The poorly regulated global trade in arms and ammunition weakens the ability and willingness of governments to sustain progress in development. It fuels and exacerbates conflicts and armed violence, diverting resources away from poverty reduction activities.
Development gains are lost as communities are paralyzed: schools are closed, health systems are strained to breaking point, investment is discouraged, and security is undermined. Through a strong focus on development, the Arms Trade Treaty can help prevent serious impediments to development, consolidate regional initiatives to safeguard development, and strengthen national capacity to become ‘treaty-compliant’.
With just weeks to go before diplomats meet at the United Nations, ‘Armed Robbery’ makes the case that a specific criterion on development as part of the Arms Trade Treaty, alongside other criteria on human rights and international humanitarian law, is one of the best ways to ensure that arms sales do not have a negative impact on socio-economic development.
There are five ways in which specific language in the treaty can protect development:
- The preamble of the treaty must make reference to all relevant development-focused legal obligations, as enshrined in the UN Charter, the Universal Declaration of Human Rights, relevant UN conventions and covenants, and other legally binding regional and sub-regional treaties.
- The criteria of the ATT must stipulate that the transfer of conventional arms must be prohibited if there is a substantial risk that those arms would seriously impair poverty reduction.

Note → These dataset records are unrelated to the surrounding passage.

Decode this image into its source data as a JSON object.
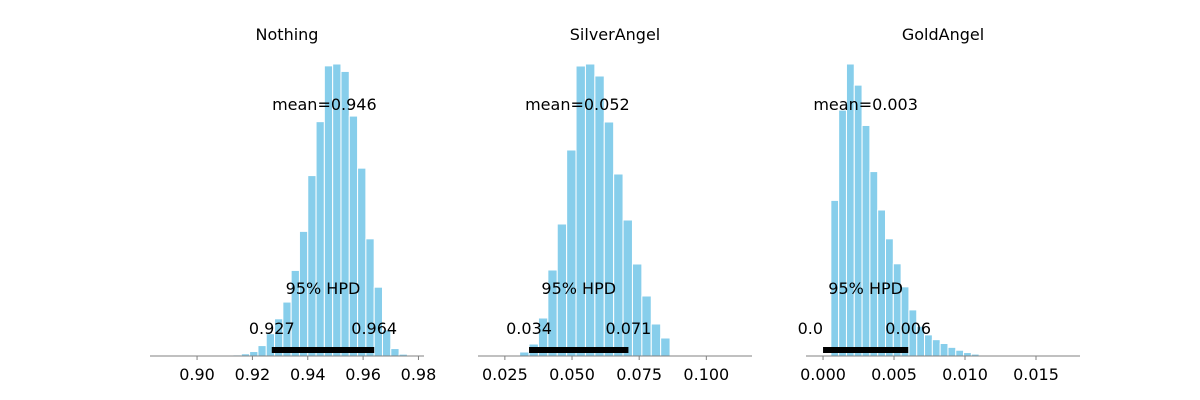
{
  "bar_color": "#87CEEB",
  "bar_edge_color": "#ffffff",
  "hpd_color": "#000000",
  "axis_color": "#808080",
  "chart_data": [
    {
      "type": "bar",
      "title": "Nothing",
      "xlim": [
        0.883,
        0.982
      ],
      "ticks": [
        0.9,
        0.92,
        0.94,
        0.96,
        0.98
      ],
      "tick_labels": [
        "0.90",
        "0.92",
        "0.94",
        "0.96",
        "0.98"
      ],
      "bin_width": 0.003,
      "bin_starts": [
        0.91,
        0.913,
        0.916,
        0.919,
        0.922,
        0.925,
        0.928,
        0.931,
        0.934,
        0.937,
        0.94,
        0.943,
        0.946,
        0.949,
        0.952,
        0.955,
        0.958,
        0.961,
        0.964,
        0.967,
        0.97,
        0.973
      ],
      "density": [
        1,
        3,
        6,
        12,
        28,
        60,
        100,
        145,
        230,
        335,
        485,
        630,
        780,
        785,
        765,
        645,
        505,
        315,
        185,
        70,
        20,
        5
      ],
      "mean": 0.946,
      "mean_label": "mean=0.946",
      "hpd_label": "95% HPD",
      "hpd": [
        0.927,
        0.964
      ],
      "hpd_low_label": "0.927",
      "hpd_high_label": "0.964"
    },
    {
      "type": "bar",
      "title": "SilverAngel",
      "xlim": [
        0.015,
        0.117
      ],
      "ticks": [
        0.025,
        0.05,
        0.075,
        0.1
      ],
      "tick_labels": [
        "0.025",
        "0.050",
        "0.075",
        "0.100"
      ],
      "bin_width": 0.0035,
      "bin_starts": [
        0.0305,
        0.034,
        0.0375,
        0.041,
        0.0445,
        0.048,
        0.0515,
        0.055,
        0.0585,
        0.062,
        0.0655,
        0.069,
        0.0725,
        0.076,
        0.0795,
        0.083
      ],
      "density": [
        10,
        30,
        95,
        215,
        330,
        515,
        725,
        730,
        700,
        585,
        455,
        340,
        230,
        150,
        80,
        45
      ],
      "mean": 0.052,
      "mean_label": "mean=0.052",
      "hpd_label": "95% HPD",
      "hpd": [
        0.034,
        0.071
      ],
      "hpd_low_label": "0.034",
      "hpd_high_label": "0.071"
    },
    {
      "type": "bar",
      "title": "GoldAngel",
      "xlim": [
        -0.0012,
        0.0181
      ],
      "ticks": [
        0.0,
        0.005,
        0.01,
        0.015
      ],
      "tick_labels": [
        "0.000",
        "0.005",
        "0.010",
        "0.015"
      ],
      "bin_width": 0.00055,
      "bin_starts": [
        0.0,
        0.00055,
        0.0011,
        0.00165,
        0.0022,
        0.00275,
        0.0033,
        0.00385,
        0.0044,
        0.00495,
        0.0055,
        0.00605,
        0.0066,
        0.00715,
        0.0077,
        0.00825,
        0.0088,
        0.00935,
        0.0099,
        0.01045,
        0.011
      ],
      "density": [
        3,
        810,
        1280,
        1520,
        1410,
        1200,
        960,
        760,
        610,
        480,
        360,
        240,
        155,
        110,
        85,
        65,
        45,
        30,
        18,
        10,
        4
      ],
      "mean": 0.003,
      "mean_label": "mean=0.003",
      "hpd_label": "95% HPD",
      "hpd": [
        0.0,
        0.006
      ],
      "hpd_low_label": "0.0",
      "hpd_high_label": "0.006"
    }
  ]
}
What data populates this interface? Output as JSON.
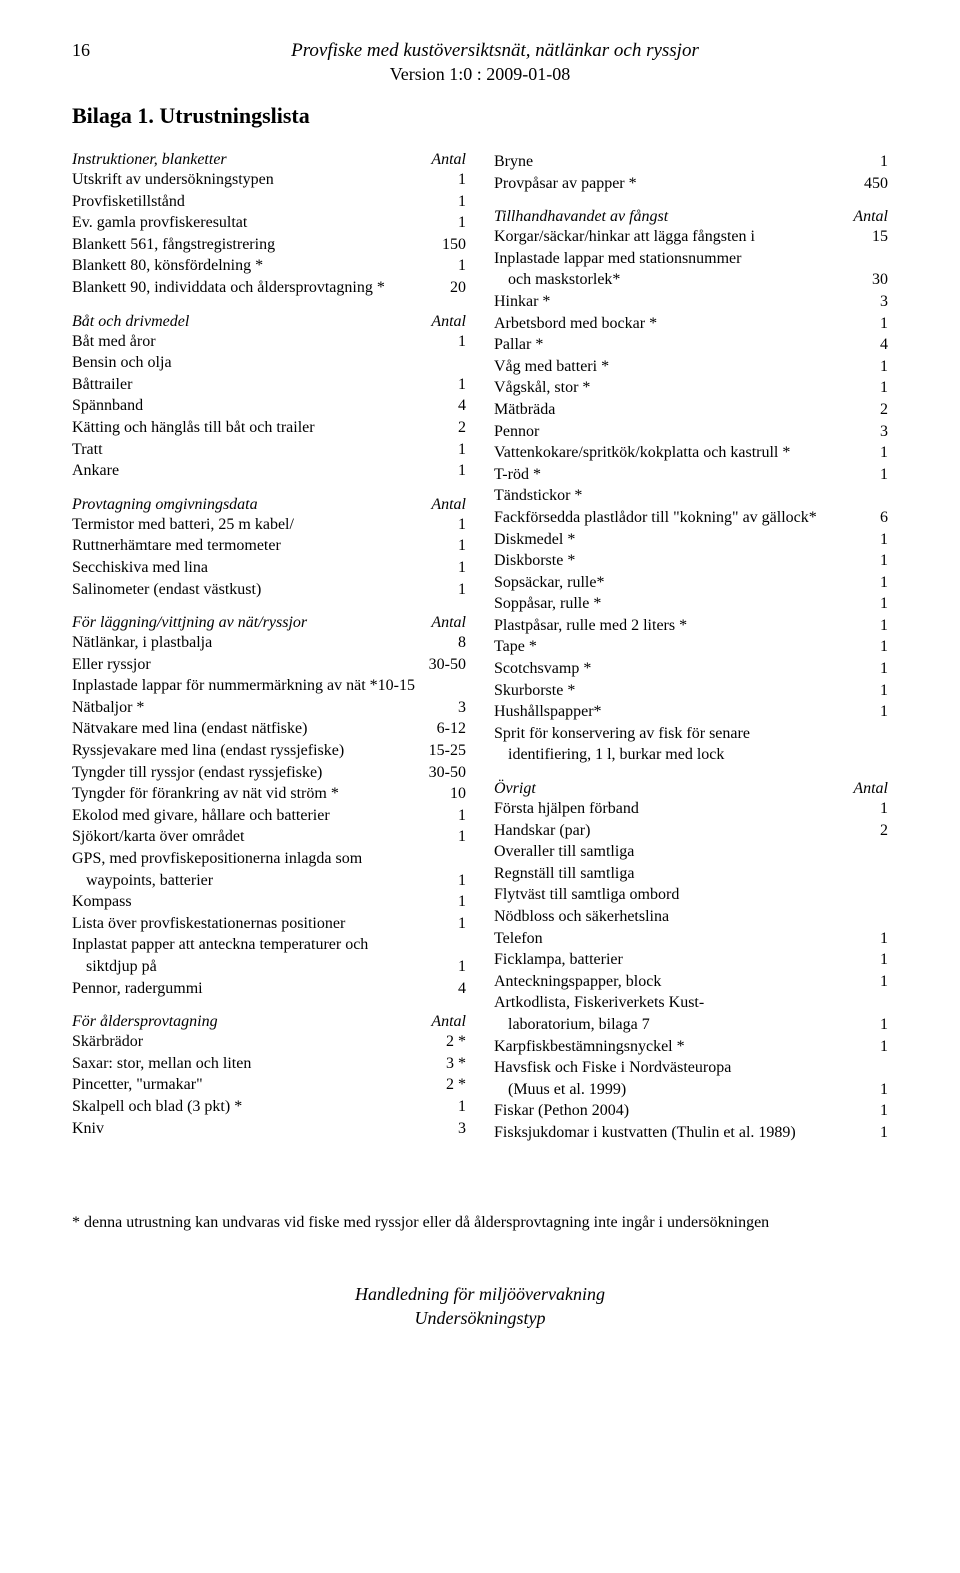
{
  "header": {
    "page_number": "16",
    "title": "Provfiske med kustöversiktsnät, nätlänkar och ryssjor",
    "version": "Version 1:0 : 2009-01-08",
    "bilaga": "Bilaga 1.   Utrustningslista"
  },
  "left": {
    "sections": [
      {
        "title": "Instruktioner, blanketter",
        "antal": "Antal",
        "rows": [
          {
            "label": "Utskrift av undersökningstypen",
            "val": "1"
          },
          {
            "label": "Provfisketillstånd",
            "val": "1"
          },
          {
            "label": "Ev. gamla provfiskeresultat",
            "val": "1"
          },
          {
            "label": "Blankett 561, fångstregistrering",
            "val": "150"
          },
          {
            "label": "Blankett 80, könsfördelning *",
            "val": "1"
          },
          {
            "label": "Blankett 90, individdata och åldersprovtagning *",
            "val": "20"
          }
        ]
      },
      {
        "title": "Båt och drivmedel",
        "antal": "Antal",
        "rows": [
          {
            "label": "Båt med åror",
            "val": "1"
          },
          {
            "label": "Bensin och olja",
            "val": ""
          },
          {
            "label": "Båttrailer",
            "val": "1"
          },
          {
            "label": "Spännband",
            "val": "4"
          },
          {
            "label": "Kätting och hänglås till båt och trailer",
            "val": "2"
          },
          {
            "label": "Tratt",
            "val": "1"
          },
          {
            "label": "Ankare",
            "val": "1"
          }
        ]
      },
      {
        "title": "Provtagning omgivningsdata",
        "antal": "Antal",
        "rows": [
          {
            "label": "Termistor med batteri, 25 m kabel/",
            "val": "1"
          },
          {
            "label": "Ruttnerhämtare med termometer",
            "val": "1"
          },
          {
            "label": "Secchiskiva med lina",
            "val": "1"
          },
          {
            "label": "Salinometer (endast västkust)",
            "val": "1"
          }
        ]
      },
      {
        "title": "För läggning/vittjning av nät/ryssjor",
        "antal": "Antal",
        "rows": [
          {
            "label": "Nätlänkar, i plastbalja",
            "val": "8"
          },
          {
            "label": "Eller ryssjor",
            "val": "30-50"
          },
          {
            "label": "Inplastade lappar för nummermärkning av nät *10-15",
            "val": ""
          },
          {
            "label": "Nätbaljor *",
            "val": "3"
          },
          {
            "label": "Nätvakare med lina (endast nätfiske)",
            "val": "6-12"
          },
          {
            "label": "Ryssjevakare med lina (endast ryssjefiske)",
            "val": "15-25"
          },
          {
            "label": "Tyngder till ryssjor (endast ryssjefiske)",
            "val": "30-50"
          },
          {
            "label": "Tyngder för förankring av nät vid ström *",
            "val": "10"
          },
          {
            "label": "Ekolod med givare, hållare och batterier",
            "val": "1"
          },
          {
            "label": "Sjökort/karta över området",
            "val": "1"
          },
          {
            "label": "GPS, med provfiskepositionerna inlagda som",
            "val": ""
          },
          {
            "label": "waypoints, batterier",
            "val": "1",
            "cont": true
          },
          {
            "label": "Kompass",
            "val": "1"
          },
          {
            "label": "Lista över provfiskestationernas positioner",
            "val": "1"
          },
          {
            "label": "Inplastat papper att anteckna temperaturer och",
            "val": ""
          },
          {
            "label": "siktdjup på",
            "val": "1",
            "cont": true
          },
          {
            "label": "Pennor, radergummi",
            "val": "4"
          }
        ]
      },
      {
        "title": "För åldersprovtagning",
        "antal": "Antal",
        "rows": [
          {
            "label": "Skärbrädor",
            "val": "2 *"
          },
          {
            "label": "Saxar: stor, mellan och liten",
            "val": "3 *"
          },
          {
            "label": "Pincetter, \"urmakar\"",
            "val": "2 *"
          },
          {
            "label": "Skalpell och blad (3 pkt) *",
            "val": "1"
          },
          {
            "label": "Kniv",
            "val": "3"
          }
        ]
      }
    ]
  },
  "right": {
    "preRows": [
      {
        "label": "Bryne",
        "val": "1"
      },
      {
        "label": "Provpåsar av papper *",
        "val": "450"
      }
    ],
    "sections": [
      {
        "title": "Tillhandhavandet av fångst",
        "antal": "Antal",
        "rows": [
          {
            "label": "Korgar/säckar/hinkar att lägga fångsten i",
            "val": "15"
          },
          {
            "label": "Inplastade lappar med stationsnummer",
            "val": ""
          },
          {
            "label": "och maskstorlek*",
            "val": "30",
            "cont": true
          },
          {
            "label": "Hinkar *",
            "val": "3"
          },
          {
            "label": "Arbetsbord med bockar *",
            "val": "1"
          },
          {
            "label": "Pallar *",
            "val": "4"
          },
          {
            "label": "Våg med batteri *",
            "val": "1"
          },
          {
            "label": "Vågskål, stor *",
            "val": "1"
          },
          {
            "label": "Mätbräda",
            "val": "2"
          },
          {
            "label": "Pennor",
            "val": "3"
          },
          {
            "label": "Vattenkokare/spritkök/kokplatta och kastrull *",
            "val": "1"
          },
          {
            "label": "T-röd *",
            "val": "1"
          },
          {
            "label": "Tändstickor *",
            "val": ""
          },
          {
            "label": "Fackförsedda plastlådor till \"kokning\" av gällock*",
            "val": "6"
          },
          {
            "label": "Diskmedel *",
            "val": "1"
          },
          {
            "label": "Diskborste *",
            "val": "1"
          },
          {
            "label": "Sopsäckar, rulle*",
            "val": "1"
          },
          {
            "label": "Soppåsar, rulle *",
            "val": "1"
          },
          {
            "label": "Plastpåsar, rulle med 2 liters *",
            "val": "1"
          },
          {
            "label": "Tape *",
            "val": "1"
          },
          {
            "label": "Scotchsvamp *",
            "val": "1"
          },
          {
            "label": "Skurborste *",
            "val": "1"
          },
          {
            "label": "Hushållspapper*",
            "val": "1"
          },
          {
            "label": "Sprit för konservering av fisk för senare",
            "val": ""
          },
          {
            "label": "identifiering, 1 l, burkar med lock",
            "val": "",
            "cont": true
          }
        ]
      },
      {
        "title": "Övrigt",
        "antal": "Antal",
        "rows": [
          {
            "label": "Första hjälpen förband",
            "val": "1"
          },
          {
            "label": "Handskar (par)",
            "val": "2"
          },
          {
            "label": "Overaller till samtliga",
            "val": ""
          },
          {
            "label": "Regnställ till samtliga",
            "val": ""
          },
          {
            "label": "Flytväst till samtliga ombord",
            "val": ""
          },
          {
            "label": "Nödbloss och säkerhetslina",
            "val": ""
          },
          {
            "label": "Telefon",
            "val": "1"
          },
          {
            "label": "Ficklampa, batterier",
            "val": "1"
          },
          {
            "label": "Anteckningspapper, block",
            "val": "1"
          },
          {
            "label": "Artkodlista, Fiskeriverkets Kust-",
            "val": ""
          },
          {
            "label": "laboratorium, bilaga 7",
            "val": "1",
            "cont": true
          },
          {
            "label": "Karpfiskbestämningsnyckel *",
            "val": "1"
          },
          {
            "label": "Havsfisk och Fiske i Nordvästeuropa",
            "val": ""
          },
          {
            "label": "(Muus et al. 1999)",
            "val": "1",
            "cont": true
          },
          {
            "label": "Fiskar (Pethon 2004)",
            "val": "1"
          },
          {
            "label": "Fisksjukdomar i kustvatten (Thulin et al. 1989)",
            "val": "1"
          }
        ]
      }
    ]
  },
  "footnote": "* denna utrustning kan undvaras vid fiske med ryssjor eller då åldersprovtagning inte ingår i undersökningen",
  "footer": {
    "line1": "Handledning för miljöövervakning",
    "line2": "Undersökningstyp"
  }
}
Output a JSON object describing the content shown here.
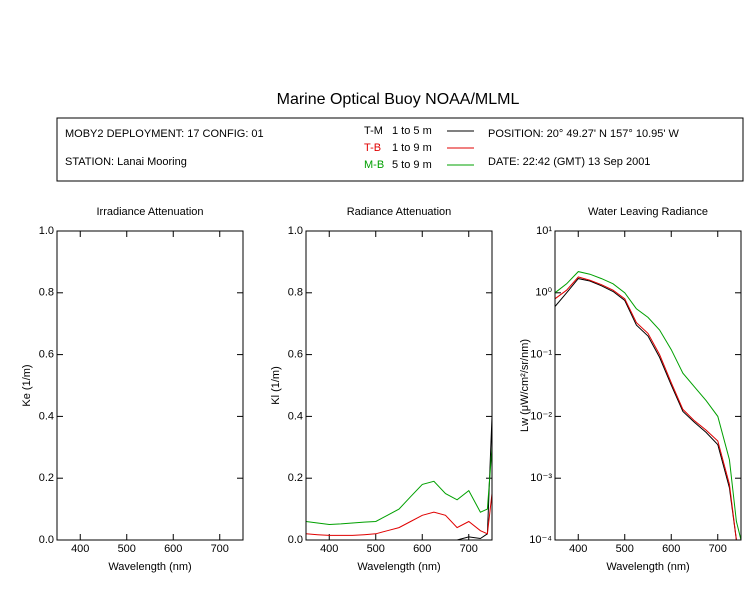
{
  "title": "Marine Optical Buoy NOAA/MLML",
  "info": {
    "deployment": "MOBY2 DEPLOYMENT: 17 CONFIG: 01",
    "station": "STATION: Lanai Mooring",
    "position": "POSITION: 20° 49.27' N   157° 10.95' W",
    "date": "DATE: 22:42 (GMT) 13 Sep 2001"
  },
  "chart_data": [
    {
      "type": "line",
      "title": "Irradiance Attenuation",
      "x_label": "Wavelength (nm)",
      "y_label": "Ke  (1/m)",
      "xlim": [
        350,
        750
      ],
      "xticks": [
        400,
        500,
        600,
        700
      ],
      "ylim": [
        0,
        1
      ],
      "yticks": [
        {
          "value": 0,
          "label": "0.0"
        },
        {
          "value": 0.2,
          "label": "0.2"
        },
        {
          "value": 0.4,
          "label": "0.4"
        },
        {
          "value": 0.6,
          "label": "0.6"
        },
        {
          "value": 0.8,
          "label": "0.8"
        },
        {
          "value": 1,
          "label": "1.0"
        }
      ],
      "series": []
    },
    {
      "type": "line",
      "title": "Radiance Attenuation",
      "x_label": "Wavelength (nm)",
      "y_label": "Kl  (1/m)",
      "xlim": [
        350,
        750
      ],
      "xticks": [
        400,
        500,
        600,
        700
      ],
      "ylim": [
        0,
        1
      ],
      "yticks": [
        {
          "value": 0,
          "label": "0.0"
        },
        {
          "value": 0.2,
          "label": "0.2"
        },
        {
          "value": 0.4,
          "label": "0.4"
        },
        {
          "value": 0.6,
          "label": "0.6"
        },
        {
          "value": 0.8,
          "label": "0.8"
        },
        {
          "value": 1,
          "label": "1.0"
        }
      ],
      "x": [
        350,
        375,
        400,
        425,
        450,
        475,
        500,
        525,
        550,
        575,
        600,
        625,
        650,
        675,
        700,
        725,
        740,
        750
      ],
      "series": [
        {
          "name": "T-M",
          "depth": "1 to 5  m",
          "color": "#000000",
          "values": [
            0,
            0,
            0,
            0,
            0,
            0,
            0,
            0,
            0,
            0,
            0,
            0,
            0,
            0,
            0.01,
            0.005,
            0.02,
            0.4
          ]
        },
        {
          "name": "T-B",
          "depth": "1 to 9  m",
          "color": "#e00000",
          "values": [
            0.02,
            0.017,
            0.015,
            0.015,
            0.015,
            0.017,
            0.02,
            0.03,
            0.04,
            0.06,
            0.08,
            0.09,
            0.08,
            0.04,
            0.06,
            0.03,
            0.02,
            0.15
          ]
        },
        {
          "name": "M-B",
          "depth": "5 to 9  m",
          "color": "#00a000",
          "values": [
            0.06,
            0.055,
            0.05,
            0.052,
            0.055,
            0.058,
            0.06,
            0.08,
            0.1,
            0.14,
            0.18,
            0.19,
            0.15,
            0.13,
            0.16,
            0.09,
            0.1,
            0.3
          ]
        }
      ]
    },
    {
      "type": "line",
      "title": "Water Leaving Radiance",
      "x_label": "Wavelength (nm)",
      "y_label": "Lw  (μW/cm²/sr/nm)",
      "xlim": [
        350,
        750
      ],
      "xticks": [
        400,
        500,
        600,
        700
      ],
      "log_y": true,
      "ylim": [
        0.0001,
        10
      ],
      "yticks": [
        {
          "value": 10,
          "label": "10¹"
        },
        {
          "value": 1,
          "label": "10⁰"
        },
        {
          "value": 0.1,
          "label": "10⁻¹"
        },
        {
          "value": 0.01,
          "label": "10⁻²"
        },
        {
          "value": 0.001,
          "label": "10⁻³"
        },
        {
          "value": 0.0001,
          "label": "10⁻⁴"
        }
      ],
      "x": [
        350,
        375,
        400,
        425,
        450,
        475,
        500,
        525,
        550,
        575,
        600,
        625,
        650,
        675,
        700,
        725,
        740,
        750
      ],
      "series": [
        {
          "color": "#000000",
          "values": [
            0.6,
            1.0,
            1.7,
            1.55,
            1.3,
            1.05,
            0.75,
            0.3,
            0.2,
            0.09,
            0.032,
            0.012,
            0.008,
            0.0055,
            0.0035,
            0.0007,
            0.0001,
            null
          ]
        },
        {
          "color": "#e00000",
          "values": [
            0.8,
            1.1,
            1.8,
            1.6,
            1.35,
            1.1,
            0.8,
            0.33,
            0.22,
            0.1,
            0.035,
            0.013,
            0.0085,
            0.006,
            0.004,
            0.0008,
            0.0001,
            null
          ]
        },
        {
          "color": "#00a000",
          "values": [
            1.0,
            1.4,
            2.2,
            2.0,
            1.7,
            1.4,
            1.0,
            0.55,
            0.4,
            0.25,
            0.12,
            0.05,
            0.03,
            0.018,
            0.01,
            0.002,
            0.0002,
            0.0001
          ]
        }
      ]
    }
  ]
}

- The scope of the ATT must ensure that it is all-encompassing. It must include the tools of violence that significantly undermine poverty reduction efforts – in particular small arms and light weapons, and the ammunition that make these weapons lethal.
- The co-operation and international assistance mechanisms outlined by the ATT must ensure that states take proactive measures to realise the goals and objectives of the treaty.
- Finally, to improve transparency and accountability, the implementation requirements of the treaty must oblige States Parties to publish accurate and comprehensive, annual national reports on international transfers of conventional arms.